Tiger Woods will win this year’s Masters.
He is the No. 1 ranked player in the world. In all but two tournaments in which he has competed in this season, Woods has been more than 10 under par. He has a first and second-place finish in his last three tournaments.
He finished second at the Genuity Championship on March 3 and won the Bay Hill Invitational on March 17.
The revamped Augusta National Golf Club course will only play into Woods’ favor. The added distance will give Woods more of an opportunity to exploit his distance advantage over the rest of the field.
Woods has always been a prime-time player when it comes to the majors. He is the only player in the history of golf to win four majors consecutively. He will be only the third player in history to repeat as the Masters champion. That should be motivation for him to play his best.

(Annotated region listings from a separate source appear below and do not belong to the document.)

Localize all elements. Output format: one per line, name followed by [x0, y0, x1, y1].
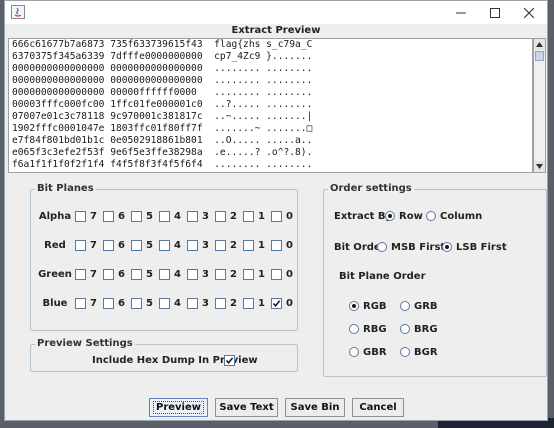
- hex-line: 0000000000000000 00000ffffff0000 .......…: [12, 87, 313, 98]
- bit-checkbox-3[interactable]: 3: [187, 297, 209, 310]
- extract-by-label: Extract By: [334, 211, 393, 222]
- bit-checkbox-7[interactable]: 7: [75, 239, 97, 252]
- extract-preview-window: Extract Preview 666c61677b7a6873 735f633…: [4, 0, 548, 421]
- plane-order-brg-radio[interactable]: BRG: [400, 323, 438, 336]
- chevron-down-icon: [536, 164, 543, 169]
- order-settings-group: Order settings Extract By Row Column Bit…: [323, 183, 547, 377]
- bit-checkbox-5[interactable]: 5: [131, 297, 153, 310]
- java-app-icon: [11, 5, 25, 19]
- hex-line: 1902fffc0001047e 1803ffc01f80ff7f ......…: [12, 123, 313, 134]
- bit-plane-row-alpha: Alpha 7 6 5 4 3 2 1 0: [31, 210, 299, 223]
- hex-line: f6a1f1f1f0f2f1f4 f4f5f8f3f4f5f6f4 ......…: [12, 159, 313, 170]
- bit-checkbox-0[interactable]: 0: [271, 239, 293, 252]
- plane-order-rgb-radio[interactable]: RGB: [349, 300, 387, 313]
- bit-planes-group: Bit Planes Alpha 7 6 5 4 3 2 1 0 Red 7 6…: [30, 183, 299, 331]
- plane-order-gbr-radio[interactable]: GBR: [349, 346, 387, 359]
- bit-checkbox-5[interactable]: 5: [131, 239, 153, 252]
- close-button[interactable]: [513, 1, 545, 24]
- bit-checkbox-7[interactable]: 7: [75, 210, 97, 223]
- bit-checkbox-4[interactable]: 4: [159, 210, 181, 223]
- bit-checkbox-4[interactable]: 4: [159, 268, 181, 281]
- bit-checkbox-1[interactable]: 1: [243, 239, 265, 252]
- bit-planes-title: Bit Planes: [35, 183, 96, 194]
- hex-dump-checkbox[interactable]: [224, 355, 235, 366]
- bit-checkbox-2[interactable]: 2: [215, 268, 237, 281]
- bit-checkbox-7[interactable]: 7: [75, 297, 97, 310]
- bit-checkbox-1[interactable]: 1: [243, 268, 265, 281]
- bit-checkbox-6[interactable]: 6: [103, 297, 125, 310]
- hex-line: 07007e01c3c78118 9c970001c381817c ..~...…: [12, 111, 313, 122]
- hex-line: 00003fffc000fc00 1ffc01fe000001c0 ..?...…: [12, 99, 313, 110]
- cancel-button[interactable]: Cancel: [352, 398, 404, 417]
- checkmark-icon: [272, 300, 281, 307]
- bit-checkbox-2[interactable]: 2: [215, 210, 237, 223]
- plane-order-grb-radio[interactable]: GRB: [400, 300, 438, 313]
- bit-plane-order-label: Bit Plane Order: [339, 271, 426, 282]
- bit-checkbox-0[interactable]: 0: [271, 297, 293, 310]
- title-bar: [5, 1, 547, 24]
- extract-by-row-radio[interactable]: Row: [385, 210, 423, 223]
- bit-checkbox-5[interactable]: 5: [131, 268, 153, 281]
- lsb-first-radio[interactable]: LSB First: [442, 241, 507, 254]
- window-title: Extract Preview: [231, 25, 321, 36]
- save-text-button[interactable]: Save Text: [215, 398, 278, 417]
- chevron-up-icon: [536, 42, 543, 47]
- plane-order-rbg-radio[interactable]: RBG: [349, 323, 387, 336]
- bit-checkbox-4[interactable]: 4: [159, 239, 181, 252]
- bit-checkbox-6[interactable]: 6: [103, 268, 125, 281]
- bit-checkbox-7[interactable]: 7: [75, 268, 97, 281]
- bit-checkbox-2[interactable]: 2: [215, 297, 237, 310]
- bit-plane-row-blue: Blue 7 6 5 4 3 2 1 0: [31, 297, 299, 310]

Ernie Els, Vijay Singh, and Jose Maria Olazabal are the top contenders this year. Woods has the same number of career wins in the majors as Els, Singh and Olazabal combined. Woods is simply too dominant in majors, and this year’s Masters will be no different.
Since the course has been torn up and rearranged, Augusta is no longer the same course on which Tiger blew everybody away by 12 strokes in 1997.
It won’t be the forest of weeds you see in the British Open, but Masters’ officials have lengthened the rough, helping the players who keep their drives straighter than Tiger.
Tiger hasn’t putted well this year, and Augusta has been notorious for its fast greens before they made them tougher this year. Ben Crenshaw, a two-time Masters champion, put it this way, “Put your ball on the edge of a bathtub and try to putt it within a foot of the drain.”
There are also other players who wouldn’t mind sliding into the green jacket Sunday.
Jose Maria Olazabal, victor in 1994 and 1999, has six top 10 finishes this year. Chris DiMarco finished 10th last year and is the Tour’s top putter.
Speaking of avenging last year, David Duval went into the back nine on Sunday tied with Tiger and built a two-stroke on 16. Going for the kill, Duval proceeded to ask for a little Scotch with his water and bogied. Tiger birdied, leaving the two tied going into 17. The rest is history.
Other threats include 2000 winner Vijay Singh, Ernie Els, Sergio Garcia and, of course, Lefty (Phil Mickelson).
What this all adds up to is that it is somebody else’s turn to don the green linings other than Mr. Woods.